Outspoken Victorian MP Bernie Finn has declared the state Liberal party is "dead" but his political career alive, after being booted to the crossbench for controversial social media posts.
A motion to expel the conservative upper house MP from the state's parliamentary Liberal Party was passed by his colleagues on Tuesday morning.
Mr Finn came under fire in early May after posting on Facebook he was "praying" for abortion to be banned in Victoria when it emerged the US Supreme Court could overturn its landmark Roe v Wade decision.
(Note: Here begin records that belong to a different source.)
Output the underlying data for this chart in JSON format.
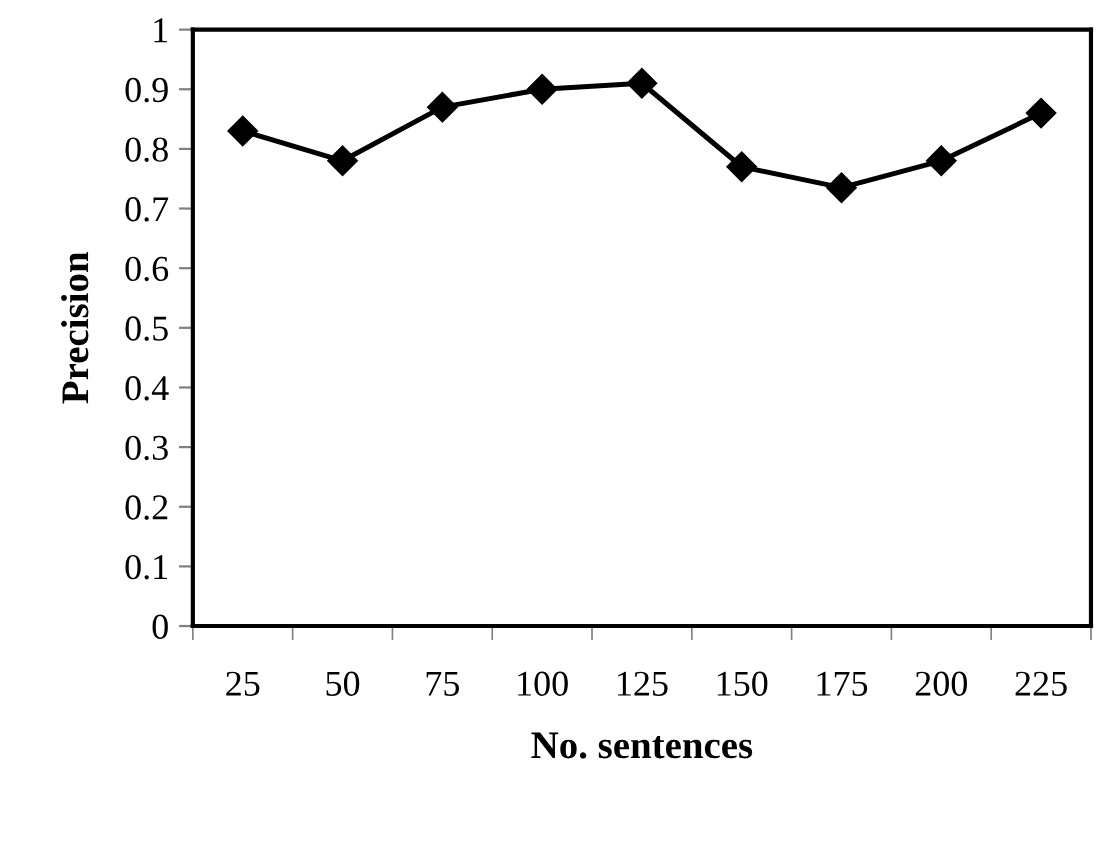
{
  "chart_data": {
    "type": "line",
    "xlabel": "No. sentences",
    "ylabel": "Precision",
    "categories": [
      "25",
      "50",
      "75",
      "100",
      "125",
      "150",
      "175",
      "200",
      "225"
    ],
    "series": [
      {
        "color": "#000000",
        "values": [
          0.83,
          0.78,
          0.87,
          0.9,
          0.91,
          0.77,
          0.735,
          0.78,
          0.86
        ]
      }
    ],
    "ylim": [
      0,
      1
    ],
    "yticks": [
      0,
      0.1,
      0.2,
      0.3,
      0.4,
      0.5,
      0.6,
      0.7,
      0.8,
      0.9,
      1
    ],
    "marker": "diamond",
    "line_style": "solid",
    "grid": false,
    "legend": false
  }
}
He later told an online user he did not support abortion in cases of rape, drawing the ire of colleagues including state Liberal leader Matthew Guy.
It is understood coalition MPs were also furious with the timing of his comments, which emerged the day of the opposition's unofficial budget reply.
Mr Finn resigned as opposition whip in the Legislative Council the following week, suggesting Mr Guy's public criticism was "the last straw".
Following the expulsion on Tuesday, Mr Guy insisted it was because of the veteran MP's behaviour, not beliefs.
"This motion is about respectful discourse. It is not about naval-gazing from the federal election or other issues," Mr Guy told reporters.
"I expect discipline from all members of the parliamentary party."
Mr Finn did not lobby colleagues for clemency and instead addressed supporters, who gave him a hero's welcome post-result on the front steps of Victorian parliament.
As the coalition faces an existential battle after losing at least four Melbourne seats to Labor and teal independents in Saturday's election, Mr Finn said the free speech-touting party he joined 41 years ago was "dead".
"The party of Menzies and Howard is no more - not in Victoria," he said.
"If you hold a view opposite or different from the leader in this party you run the risk of expulsion. I have done nothing wrong.
"Just as I will not be bullied by (Premier) Daniel Andrews, I will not be bullied by Matthew Guy either."
The Western Metropolitan MP is weighing up whether to run at the November state election after previously being approached by "six or seven" minor parties, including the Liberal Democrats.
Mr Finn, who remains a member of the Liberal Party proper, would not rule out forming his own party or joining another before the election.
"I was seriously thinking about retiring at this election ... and this has given me a new lease on life. So thank you, Matthew Guy."
He has repeatedly stoked online controversy in recent years, depicting the premier as a Nazi, calling Victoria Police a "despot's militia" and posting pro-Trump conspiracy theories.
Mr Andrews said the Liberal ructions were a sign of the differing priorities of the major parties.
"I'll leave them to be bitterly divided," he said.
Mr Finn's expulsion drops the Victorian coalition's upper house members to 10 and lifts cross bench numbers to 14, two fewer than the Andrews government.
Prominent upper house crossbencher and Reason Party leader Fiona Patten questioned whether Mr Finn could retain his spot in state parliament by appealing to pro-life advocates.
"I don't like his chances," she said.
The 61-year-old has been a member of Victoria's upper house since 2006 after sitting in the lower house from 1992 to 1999.